One of them is a 60 years old Karchung. He along with two others, a 62 year old Tshewang Choden and a 50 years old Zangmo are keeping the age old tradition still alive.
The two women are the ones who have mastered the art of pot making with the help of a thatched wooden board. While Karchung helps them with the collection of clay, kneading and beating it into soft dough that takes more hard work and time. Once the pots are designed they are left to dry for a week. They are then put in a fire to make them firm and durable.
In a day, they make around 50 pots of various designs based on which the price ranges from Nu. 200 to Nu. 800/- each. The earthen pots such as ‘Pheng’ are mostly used for cooking while ‘Wokpheng’ is used for brewing local liquor.
According to Karchung, they do pottery when they have no work in the field. He added that there is no dearth of raw materials as is the case in other traditional arts and crafts. The red and white soils used for pottery is easily available next to the centre.

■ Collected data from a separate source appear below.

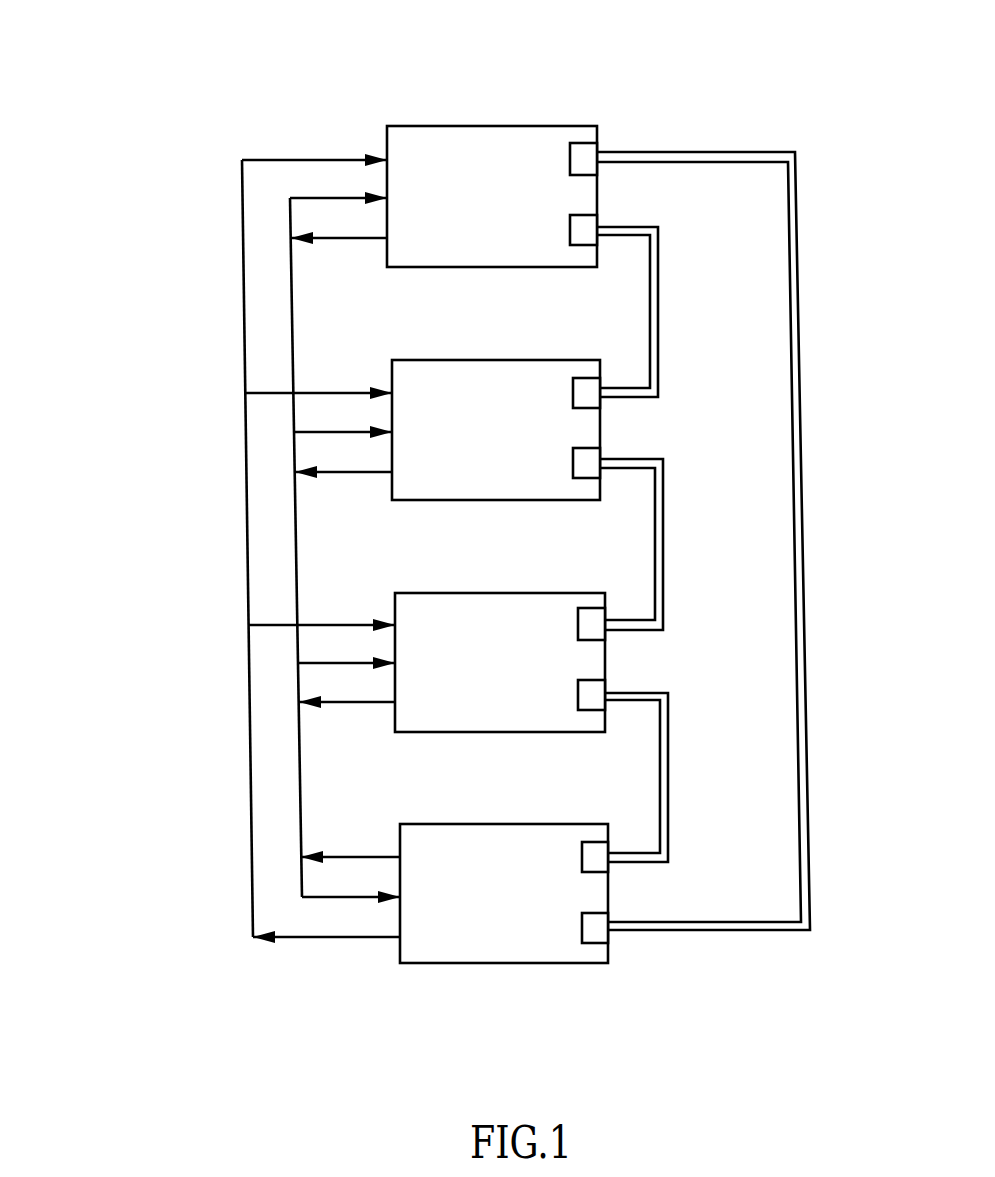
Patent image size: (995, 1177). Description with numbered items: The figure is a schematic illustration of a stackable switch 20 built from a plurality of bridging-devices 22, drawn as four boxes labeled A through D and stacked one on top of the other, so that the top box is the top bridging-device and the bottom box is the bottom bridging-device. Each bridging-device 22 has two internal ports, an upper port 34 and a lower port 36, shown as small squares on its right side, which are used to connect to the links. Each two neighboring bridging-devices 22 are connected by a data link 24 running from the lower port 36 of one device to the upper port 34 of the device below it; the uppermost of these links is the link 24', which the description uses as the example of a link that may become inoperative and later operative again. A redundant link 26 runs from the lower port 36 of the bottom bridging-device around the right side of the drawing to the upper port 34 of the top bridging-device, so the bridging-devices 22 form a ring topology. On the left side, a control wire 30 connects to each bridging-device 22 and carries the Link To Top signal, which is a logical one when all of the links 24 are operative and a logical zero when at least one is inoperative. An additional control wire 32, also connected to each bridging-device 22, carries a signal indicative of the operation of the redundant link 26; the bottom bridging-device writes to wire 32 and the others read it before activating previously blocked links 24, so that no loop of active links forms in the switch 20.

The stackable switch 20 is at (90, 126).
The bridging-device 22 is at (483, 268).
The data link 24 is at (671, 660).
The inoperative link 24' is at (668, 312).
The redundant link 26 is at (802, 548).
The control wire 30 is at (297, 546).
The additional control wire 32 is at (243, 275).
The upper port 34 is at (570, 158).
The lower port 36 is at (570, 232).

Till date, they have not faced any marketing issues for their pots. They are easily sold to the locals and to visitors from outside Gangjur. They also supplied to Thimphu and other places when orders were placed. ‘People visiting them have always appreciated their hard work which is motivating for them’, shared Karchung. He earns an income of around Nu. 1,00,000/- annually, good enough to buy households items and pay for education for the kids.
The centre was constructed with funds from Tarayana Foundation some five years ago.
Meanwhile, the crop season is in full swing at the moment. Karchung and his team are free from pottery works. They are all engaged in the field ploughing and transplanting the paddy which is their main crop.